While the virtual environments available to us now fall far short of our own reality, it’s only a matter of time before technology reaches the point where “inside” and “outside” the simulation are indistinguishable. When that happens, people could spend most of their time inside a parallel world where beings made of ones and zeros outnumber those of flesh and blood.

This virtual world would be basically a parallel world, except that it would exist inside our own rather than in a separate space-time bubble. For beings living in the virtual world, though, it would raise many of the same questions about perception and the nature of reality.

“You would like to know: What is the probability that I end up in one universe versus another? Can I make predictions for the kinds of things that I would see if the scenario was true?” Caltech cosmologist Sean Carroll told Nautilus.

Many Options for Virtual Reality

The problem, though, is the same one that arises in Plato’s allegory of the cave. We could just be sitting in a cave staring at shadows on a wall that we assume to be reality, while the “real” reality is outside the cave, inaccessible to us.
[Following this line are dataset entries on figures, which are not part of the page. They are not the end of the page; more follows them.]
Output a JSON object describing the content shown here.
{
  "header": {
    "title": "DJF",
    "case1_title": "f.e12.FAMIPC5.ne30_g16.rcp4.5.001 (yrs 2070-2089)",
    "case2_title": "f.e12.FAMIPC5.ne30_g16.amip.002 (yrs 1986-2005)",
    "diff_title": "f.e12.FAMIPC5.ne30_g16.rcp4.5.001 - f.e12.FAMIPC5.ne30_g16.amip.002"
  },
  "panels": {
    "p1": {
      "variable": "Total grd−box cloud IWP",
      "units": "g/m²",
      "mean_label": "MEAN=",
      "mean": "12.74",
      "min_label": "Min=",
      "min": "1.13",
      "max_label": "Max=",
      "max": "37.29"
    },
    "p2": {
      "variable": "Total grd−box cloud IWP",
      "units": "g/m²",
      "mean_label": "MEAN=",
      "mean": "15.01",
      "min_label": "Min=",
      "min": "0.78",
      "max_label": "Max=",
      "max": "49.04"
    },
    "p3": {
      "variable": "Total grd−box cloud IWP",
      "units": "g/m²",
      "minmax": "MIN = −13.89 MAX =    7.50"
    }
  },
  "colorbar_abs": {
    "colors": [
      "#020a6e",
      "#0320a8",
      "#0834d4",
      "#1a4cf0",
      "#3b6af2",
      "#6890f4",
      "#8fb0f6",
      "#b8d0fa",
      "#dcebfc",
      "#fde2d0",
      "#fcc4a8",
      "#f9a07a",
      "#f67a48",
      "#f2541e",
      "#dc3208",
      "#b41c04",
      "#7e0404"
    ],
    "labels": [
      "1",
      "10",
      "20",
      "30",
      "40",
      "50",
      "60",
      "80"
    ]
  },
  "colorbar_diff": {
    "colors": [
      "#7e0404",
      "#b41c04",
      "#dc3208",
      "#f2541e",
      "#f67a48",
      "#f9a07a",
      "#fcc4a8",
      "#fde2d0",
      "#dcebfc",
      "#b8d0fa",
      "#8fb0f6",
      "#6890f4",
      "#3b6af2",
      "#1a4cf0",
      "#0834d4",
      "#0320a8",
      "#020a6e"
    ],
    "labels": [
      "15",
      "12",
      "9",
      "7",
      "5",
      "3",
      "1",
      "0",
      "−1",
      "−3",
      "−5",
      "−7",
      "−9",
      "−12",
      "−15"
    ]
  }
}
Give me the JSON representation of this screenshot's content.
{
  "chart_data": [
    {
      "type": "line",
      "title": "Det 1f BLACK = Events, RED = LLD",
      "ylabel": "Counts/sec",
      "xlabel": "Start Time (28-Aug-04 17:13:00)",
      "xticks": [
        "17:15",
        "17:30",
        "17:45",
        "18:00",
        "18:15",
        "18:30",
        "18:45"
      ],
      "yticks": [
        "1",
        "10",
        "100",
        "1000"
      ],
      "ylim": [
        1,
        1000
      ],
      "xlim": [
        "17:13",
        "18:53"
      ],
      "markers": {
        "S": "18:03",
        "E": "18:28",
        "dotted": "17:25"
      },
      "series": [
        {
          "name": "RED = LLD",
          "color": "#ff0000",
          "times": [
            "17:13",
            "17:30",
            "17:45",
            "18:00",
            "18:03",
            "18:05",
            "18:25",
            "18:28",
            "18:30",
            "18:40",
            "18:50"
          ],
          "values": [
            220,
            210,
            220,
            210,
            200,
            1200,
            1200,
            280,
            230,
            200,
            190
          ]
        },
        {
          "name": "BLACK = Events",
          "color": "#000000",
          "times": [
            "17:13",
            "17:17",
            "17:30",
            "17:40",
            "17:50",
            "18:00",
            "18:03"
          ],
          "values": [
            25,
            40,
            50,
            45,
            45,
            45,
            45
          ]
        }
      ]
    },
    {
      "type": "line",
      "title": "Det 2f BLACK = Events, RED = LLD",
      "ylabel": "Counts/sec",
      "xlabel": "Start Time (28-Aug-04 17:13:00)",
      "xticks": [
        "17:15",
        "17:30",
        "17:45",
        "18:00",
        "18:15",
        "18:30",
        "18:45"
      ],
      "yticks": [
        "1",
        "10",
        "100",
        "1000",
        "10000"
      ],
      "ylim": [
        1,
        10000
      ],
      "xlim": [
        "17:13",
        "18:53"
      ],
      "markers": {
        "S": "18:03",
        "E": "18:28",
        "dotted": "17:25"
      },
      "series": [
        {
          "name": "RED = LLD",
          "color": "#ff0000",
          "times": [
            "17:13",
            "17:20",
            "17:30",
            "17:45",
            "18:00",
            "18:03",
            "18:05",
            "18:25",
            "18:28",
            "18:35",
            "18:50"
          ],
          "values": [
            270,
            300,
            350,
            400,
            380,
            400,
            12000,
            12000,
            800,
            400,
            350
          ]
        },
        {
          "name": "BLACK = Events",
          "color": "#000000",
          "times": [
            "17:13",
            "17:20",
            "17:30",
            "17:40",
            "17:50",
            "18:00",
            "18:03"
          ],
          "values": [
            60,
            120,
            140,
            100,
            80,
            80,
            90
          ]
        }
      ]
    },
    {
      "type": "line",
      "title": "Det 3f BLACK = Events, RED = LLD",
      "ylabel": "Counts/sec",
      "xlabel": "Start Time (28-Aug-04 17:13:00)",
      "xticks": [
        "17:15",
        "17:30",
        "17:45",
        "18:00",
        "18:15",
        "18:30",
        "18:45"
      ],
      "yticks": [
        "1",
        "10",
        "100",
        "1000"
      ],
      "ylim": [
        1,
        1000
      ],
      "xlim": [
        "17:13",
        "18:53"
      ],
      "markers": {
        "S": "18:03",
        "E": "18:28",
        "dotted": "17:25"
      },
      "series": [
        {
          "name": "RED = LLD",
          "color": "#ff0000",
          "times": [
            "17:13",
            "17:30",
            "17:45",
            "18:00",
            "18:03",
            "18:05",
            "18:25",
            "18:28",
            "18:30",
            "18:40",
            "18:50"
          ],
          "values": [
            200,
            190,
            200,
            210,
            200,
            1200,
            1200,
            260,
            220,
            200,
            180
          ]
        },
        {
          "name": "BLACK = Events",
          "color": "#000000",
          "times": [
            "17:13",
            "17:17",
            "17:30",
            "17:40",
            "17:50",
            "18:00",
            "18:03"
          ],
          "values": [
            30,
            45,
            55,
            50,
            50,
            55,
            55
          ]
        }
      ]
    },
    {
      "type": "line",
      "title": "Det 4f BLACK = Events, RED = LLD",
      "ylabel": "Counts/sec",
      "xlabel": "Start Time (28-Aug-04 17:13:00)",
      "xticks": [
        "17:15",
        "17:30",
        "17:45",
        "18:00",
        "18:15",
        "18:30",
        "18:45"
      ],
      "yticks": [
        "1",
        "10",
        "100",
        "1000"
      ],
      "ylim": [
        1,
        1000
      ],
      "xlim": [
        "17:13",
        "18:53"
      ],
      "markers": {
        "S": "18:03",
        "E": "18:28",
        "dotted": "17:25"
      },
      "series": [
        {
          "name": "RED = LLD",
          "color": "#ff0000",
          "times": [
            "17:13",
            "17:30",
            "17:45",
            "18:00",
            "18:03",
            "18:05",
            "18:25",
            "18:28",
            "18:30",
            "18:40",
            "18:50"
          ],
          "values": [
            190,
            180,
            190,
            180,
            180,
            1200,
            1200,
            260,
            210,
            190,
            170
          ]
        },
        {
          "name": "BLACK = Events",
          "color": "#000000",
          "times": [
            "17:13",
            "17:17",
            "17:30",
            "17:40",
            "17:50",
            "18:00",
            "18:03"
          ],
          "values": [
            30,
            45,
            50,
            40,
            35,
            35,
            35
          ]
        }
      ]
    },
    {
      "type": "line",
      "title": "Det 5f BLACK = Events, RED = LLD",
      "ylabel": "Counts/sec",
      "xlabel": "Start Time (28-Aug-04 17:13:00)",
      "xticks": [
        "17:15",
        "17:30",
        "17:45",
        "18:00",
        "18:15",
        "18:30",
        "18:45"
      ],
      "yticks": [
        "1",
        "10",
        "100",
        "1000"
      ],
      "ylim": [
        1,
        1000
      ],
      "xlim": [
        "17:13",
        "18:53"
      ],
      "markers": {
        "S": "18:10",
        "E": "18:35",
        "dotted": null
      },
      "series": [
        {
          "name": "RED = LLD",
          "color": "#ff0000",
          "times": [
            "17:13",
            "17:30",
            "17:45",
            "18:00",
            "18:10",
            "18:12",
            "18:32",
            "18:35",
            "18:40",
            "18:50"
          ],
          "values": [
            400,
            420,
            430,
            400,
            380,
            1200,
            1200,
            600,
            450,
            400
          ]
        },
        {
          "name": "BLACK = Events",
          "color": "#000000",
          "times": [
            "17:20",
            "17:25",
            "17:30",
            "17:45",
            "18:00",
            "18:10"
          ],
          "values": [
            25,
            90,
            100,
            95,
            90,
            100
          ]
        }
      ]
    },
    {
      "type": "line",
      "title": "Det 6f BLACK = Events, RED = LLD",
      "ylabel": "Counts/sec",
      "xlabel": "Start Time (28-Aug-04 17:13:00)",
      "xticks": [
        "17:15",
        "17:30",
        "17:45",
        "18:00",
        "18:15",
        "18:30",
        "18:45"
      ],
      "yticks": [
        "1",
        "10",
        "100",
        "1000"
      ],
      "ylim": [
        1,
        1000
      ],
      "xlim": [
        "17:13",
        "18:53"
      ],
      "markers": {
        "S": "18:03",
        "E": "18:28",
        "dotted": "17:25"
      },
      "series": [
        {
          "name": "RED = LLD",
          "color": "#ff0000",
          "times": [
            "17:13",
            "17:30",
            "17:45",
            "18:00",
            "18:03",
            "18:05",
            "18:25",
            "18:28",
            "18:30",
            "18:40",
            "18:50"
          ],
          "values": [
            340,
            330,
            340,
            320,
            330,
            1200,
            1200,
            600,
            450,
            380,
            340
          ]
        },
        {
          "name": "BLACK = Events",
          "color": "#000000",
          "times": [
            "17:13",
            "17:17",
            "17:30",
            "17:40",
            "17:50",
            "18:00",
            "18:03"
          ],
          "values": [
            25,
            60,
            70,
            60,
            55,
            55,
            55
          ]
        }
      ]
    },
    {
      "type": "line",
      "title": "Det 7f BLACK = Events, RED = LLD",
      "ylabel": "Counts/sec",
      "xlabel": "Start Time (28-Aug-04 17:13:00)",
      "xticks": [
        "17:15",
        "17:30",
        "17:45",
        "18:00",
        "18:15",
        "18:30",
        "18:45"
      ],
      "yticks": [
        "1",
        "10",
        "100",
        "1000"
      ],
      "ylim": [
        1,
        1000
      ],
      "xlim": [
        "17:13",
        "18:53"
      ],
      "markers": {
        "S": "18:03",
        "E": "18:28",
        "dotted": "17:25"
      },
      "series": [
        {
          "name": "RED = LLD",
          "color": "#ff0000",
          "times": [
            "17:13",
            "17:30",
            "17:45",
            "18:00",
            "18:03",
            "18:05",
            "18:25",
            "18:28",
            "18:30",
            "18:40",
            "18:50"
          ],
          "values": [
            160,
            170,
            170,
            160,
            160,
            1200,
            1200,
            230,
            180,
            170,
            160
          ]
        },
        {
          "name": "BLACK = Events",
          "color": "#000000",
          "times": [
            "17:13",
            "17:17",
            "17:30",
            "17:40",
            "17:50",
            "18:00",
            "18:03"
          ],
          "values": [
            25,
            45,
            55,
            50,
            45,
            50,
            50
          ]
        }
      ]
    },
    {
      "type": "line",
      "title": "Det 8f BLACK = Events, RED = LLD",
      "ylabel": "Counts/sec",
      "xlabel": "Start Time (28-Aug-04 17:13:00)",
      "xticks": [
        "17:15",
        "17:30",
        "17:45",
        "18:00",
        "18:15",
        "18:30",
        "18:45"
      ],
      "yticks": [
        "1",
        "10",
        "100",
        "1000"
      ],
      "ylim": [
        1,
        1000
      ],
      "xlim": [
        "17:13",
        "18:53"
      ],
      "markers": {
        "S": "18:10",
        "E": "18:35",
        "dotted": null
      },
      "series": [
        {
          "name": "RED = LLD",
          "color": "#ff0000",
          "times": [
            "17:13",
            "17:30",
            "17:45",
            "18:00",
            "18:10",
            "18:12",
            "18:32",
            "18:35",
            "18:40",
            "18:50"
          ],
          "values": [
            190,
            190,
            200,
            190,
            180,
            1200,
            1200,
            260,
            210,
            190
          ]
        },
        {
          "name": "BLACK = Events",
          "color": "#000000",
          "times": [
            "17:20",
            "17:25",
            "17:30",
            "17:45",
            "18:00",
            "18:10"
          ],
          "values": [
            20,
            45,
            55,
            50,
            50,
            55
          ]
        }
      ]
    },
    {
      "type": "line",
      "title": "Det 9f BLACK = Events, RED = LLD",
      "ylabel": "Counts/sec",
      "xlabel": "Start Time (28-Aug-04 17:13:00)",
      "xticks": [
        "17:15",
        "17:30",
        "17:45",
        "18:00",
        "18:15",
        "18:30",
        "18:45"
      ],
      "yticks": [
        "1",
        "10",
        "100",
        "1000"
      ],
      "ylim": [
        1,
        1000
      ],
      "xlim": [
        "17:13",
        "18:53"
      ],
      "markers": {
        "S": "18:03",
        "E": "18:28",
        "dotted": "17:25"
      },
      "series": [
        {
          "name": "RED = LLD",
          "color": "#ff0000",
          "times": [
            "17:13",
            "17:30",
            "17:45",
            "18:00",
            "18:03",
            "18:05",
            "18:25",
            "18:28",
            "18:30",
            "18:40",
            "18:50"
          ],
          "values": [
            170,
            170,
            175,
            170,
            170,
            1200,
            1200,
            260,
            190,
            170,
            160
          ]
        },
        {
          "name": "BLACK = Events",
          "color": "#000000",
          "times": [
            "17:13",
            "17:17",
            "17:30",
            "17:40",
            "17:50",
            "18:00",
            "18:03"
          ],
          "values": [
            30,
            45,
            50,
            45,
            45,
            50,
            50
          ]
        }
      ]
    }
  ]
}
Virtual reality is a lot like Plato’s cave, especially if we don’t have access to the outside world.

This could happen if we entered a virtual reality without realizing it — as in the Matrix. Or if we are actually part of the simulation. The latter is the basis for the “simulation argument,” proposed by Oxford philosopher Nick Bostrom in a 2003 paper, which says that there is a high probability that we are living in a world of ones and zeros.

Bostrom reaches this conclusion by assuming that if technology continues to advance, our descendants will one day be able to create a much more detailed simulation of our world as it stands now. It would be so advanced that the people inside it would be conscious, and be able to have the same experiences that we do.

Knowing whether we are in a simulation would be difficult. Most likely our descendants would have programmed the simulation so we couldn’t know. Still, there may be ways to look for clues to the underlying nature of the reality surrounding us.

Can We Know if Reality is Real?

If we are in a computer simulation, then the simulation will follow the same rules obeyed by a simulation running on our own computers. This is true even if the laws of physics in the outside reality differ from the laws of physics in the simulation.

MIT theoretical physicist Zoreh Davoudi argued at the 2016 Isaac Asimov Memorial Debate that this would show up if the simulation was running using finite computer power.

“If the simulator of the universe, in whatever form it is, is just finite computational resource and not infinite, then it’s limited to simulate the universe in this kind of limited scenario, just as we do,” said Davoudi.

We could monitor our reality to see if it deviates from what is expected — such as high energy cosmic rays traveling in a discrete space-time instead of a continuum. There may also be signs that the programmers who created the simulation cut corners, leading to unexpected physical laws — like objects falling up under certain conditions or entangled quantum particles behaving independently.

Advanced virtual realities also raise questions about the nature of consciousness. If our descendants create a simulation of our world and populate it with people that experience reality the same way we do, do those minds have consciousness?

In an interview with Nautilus, neuroscientist Christof Koch of the Allen Institute for Brain Science in Seattle, suggests no. A simulation of a black hole, no matter how detailed, is not an actual black hole because it is not massive enough to bend space-time. You could also apply this logic to consciousness, but not everyone agrees.

“It is not an essential property of consciousness that it is implemented on carbon-based biological neural networks inside a cranium: silicon-based processors inside a computer could in principle do the trick as well,” wrote Bostrom in his 2003 paper.